Pharmacokinetic studies in patients with stable end-stage renal failure receiving maintenance hemodialysis showed no clinically significant changes in the disposition of rabeprazole. No dosage adjustment is necessary for patients with any degree of renal impairment.

In patients with mild to moderate hepatic impairment, the AUC (area under the curve) of rabeprazole is approximately doubled compared to healthy volunteers. While dose adjustments are not strictly required for mild cases, patients with severe liver disease (Child-Pugh Class C) should be monitored very closely for adverse effects. There is limited data on the use of rabeprazole in patients with severe hepatic failure.

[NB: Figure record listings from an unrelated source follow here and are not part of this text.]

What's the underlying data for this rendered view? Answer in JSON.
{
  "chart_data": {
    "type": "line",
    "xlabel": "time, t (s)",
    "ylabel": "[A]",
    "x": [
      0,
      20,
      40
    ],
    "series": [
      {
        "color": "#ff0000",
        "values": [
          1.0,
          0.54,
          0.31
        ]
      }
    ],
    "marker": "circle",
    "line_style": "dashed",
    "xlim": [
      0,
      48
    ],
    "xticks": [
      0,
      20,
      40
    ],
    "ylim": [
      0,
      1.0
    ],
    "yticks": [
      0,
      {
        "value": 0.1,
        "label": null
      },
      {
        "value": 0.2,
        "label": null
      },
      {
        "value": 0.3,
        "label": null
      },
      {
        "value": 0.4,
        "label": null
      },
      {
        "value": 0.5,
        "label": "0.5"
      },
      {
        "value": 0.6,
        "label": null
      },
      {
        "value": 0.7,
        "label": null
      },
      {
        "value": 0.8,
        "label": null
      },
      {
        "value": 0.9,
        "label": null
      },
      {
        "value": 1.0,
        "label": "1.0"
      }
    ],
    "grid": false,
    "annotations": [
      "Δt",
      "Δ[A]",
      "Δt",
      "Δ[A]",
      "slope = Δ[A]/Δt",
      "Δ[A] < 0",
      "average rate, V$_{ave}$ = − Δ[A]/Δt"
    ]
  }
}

> Important: Special populations require individualized medical assessment. Always inform your doctor if you are pregnant, planning to become pregnant, or breastfeeding.

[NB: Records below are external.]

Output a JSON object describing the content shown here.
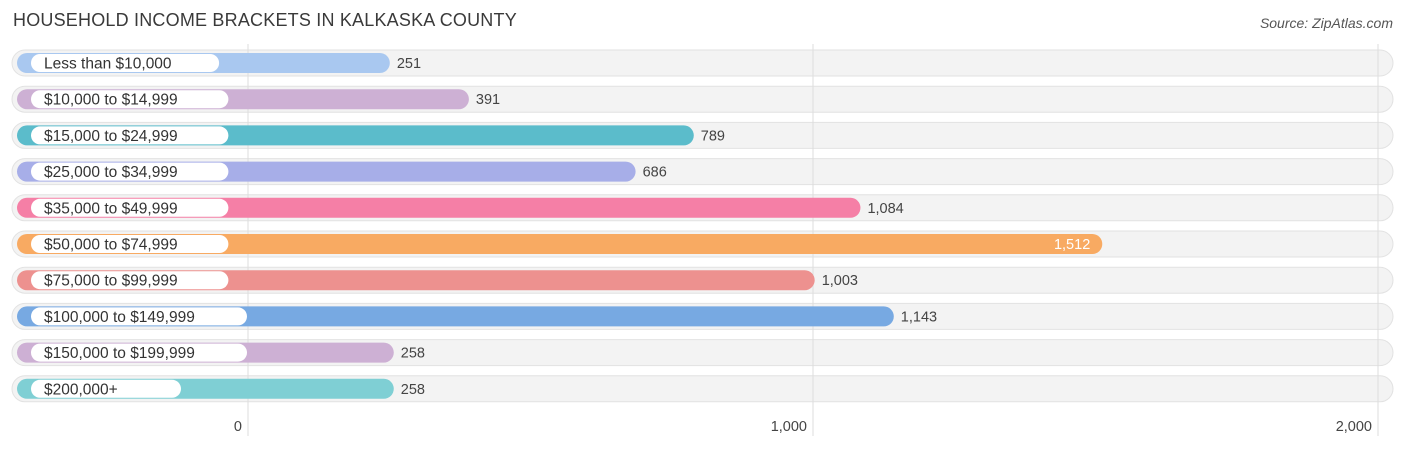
{
  "chart_data": {
    "type": "bar",
    "orientation": "horizontal",
    "title": "HOUSEHOLD INCOME BRACKETS IN KALKASKA COUNTY",
    "source": "Source: ZipAtlas.com",
    "categories": [
      "Less than $10,000",
      "$10,000 to $14,999",
      "$15,000 to $24,999",
      "$25,000 to $34,999",
      "$35,000 to $49,999",
      "$50,000 to $74,999",
      "$75,000 to $99,999",
      "$100,000 to $149,999",
      "$150,000 to $199,999",
      "$200,000+"
    ],
    "values": [
      251,
      391,
      789,
      686,
      1084,
      1512,
      1003,
      1143,
      258,
      258
    ],
    "value_labels": [
      "251",
      "391",
      "789",
      "686",
      "1,084",
      "1,512",
      "1,003",
      "1,143",
      "258",
      "258"
    ],
    "colors": [
      "#a9c8f0",
      "#cdb0d4",
      "#5bbccb",
      "#a7aee8",
      "#f57fa6",
      "#f8aa62",
      "#ed918f",
      "#77a9e2",
      "#cdb0d4",
      "#7fcfd4"
    ],
    "xlim": [
      0,
      2000
    ],
    "ticks": [
      0,
      1000,
      2000
    ],
    "tick_labels": [
      "0",
      "1,000",
      "2,000"
    ],
    "grid": true,
    "legend": "none"
  }
}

Rabeprazole is a gastric proton pump inhibitor. It suppresses gastric acid secretion by inhibiting the H+/K+ ATPase enzyme system at the secretory surface of the gastric parietal cell. This enzyme is known as the "proton pump," and it is responsible for the final step of acid secretion, exchanging potassium ions for hydrogen ions (protons) into the stomach lumen. Rabeprazole is a weak base and is rapidly absorbed. Because it is acid-labile, it is formulated as enteric-coated tablets. Once absorbed, it concentrates in the acidic environment of the parietal cells, where it is converted to its active sulfonamide form. This active form binds covalently to the cysteine residues of the proton pump, resulting in irreversible inhibition of acid secretion.

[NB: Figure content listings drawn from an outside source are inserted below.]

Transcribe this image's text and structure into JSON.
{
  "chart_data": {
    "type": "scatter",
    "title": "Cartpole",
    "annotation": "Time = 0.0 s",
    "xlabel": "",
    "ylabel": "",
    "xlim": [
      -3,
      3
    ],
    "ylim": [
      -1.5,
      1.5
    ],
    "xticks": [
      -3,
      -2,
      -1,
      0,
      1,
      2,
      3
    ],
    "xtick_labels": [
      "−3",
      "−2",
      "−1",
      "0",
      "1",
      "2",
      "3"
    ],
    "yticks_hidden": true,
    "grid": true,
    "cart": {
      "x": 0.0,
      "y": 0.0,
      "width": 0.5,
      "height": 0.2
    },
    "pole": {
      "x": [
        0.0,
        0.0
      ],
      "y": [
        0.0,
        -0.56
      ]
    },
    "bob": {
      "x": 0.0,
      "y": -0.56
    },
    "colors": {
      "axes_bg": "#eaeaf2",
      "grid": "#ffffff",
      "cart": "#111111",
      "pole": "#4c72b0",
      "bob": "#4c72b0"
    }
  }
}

Following oral administration of 20 mg of rabeprazole, the onset of the antisecretory effect occurs within one hour. The maximum effect occurs within two to four hours. Inhibition of acid secretion is approximately 88% after the first dose and reaches a steady state after three to four days of once-daily dosing. The duration of the inhibitory effect is long; acid secretion remains suppressed for up to 48 hours after a single dose, despite the drug's short plasma half-life.

| Parameter | Value |

|---|---|

| Bioavailability | ~52% (due to first-pass metabolism) |

| Protein Binding | 96.3% (primarily to albumin) |

| Half-life | 1 - 2 hours (plasma); effect lasts 24-48 hours |

| Tmax | 2.0 - 5.0 hours (delayed by food) |

| Metabolism | Primarily non-enzymatic; also CYP2C19 and CYP3A4 |

| Excretion | Renal 90%, Fecal 10% |

• Molecular Formula: C18H20N3NaO3S
• Molecular Weight: 381.43 g/mol (as sodium salt)
• Solubility: Very soluble in water and methanol; freely soluble in ethanol.
• Structure: Rabeprazole is a substituted benzimidazole. It consists of a benzimidazole ring linked to a pyridine ring by a methylsulfinyl group. This structure allows it to function as a prodrug that is activated only in highly acidic environments.

Rabeprazole is classified as a Proton Pump Inhibitor (PPI). It is part of a therapeutic class that includes omeprazole, lansoprazole, pantoprazole, and esomeprazole. Within this class, rabeprazole is noted for its rapid onset of action and its metabolism pathway, which is less dependent on the CYP2C19 enzyme than some of its counterparts.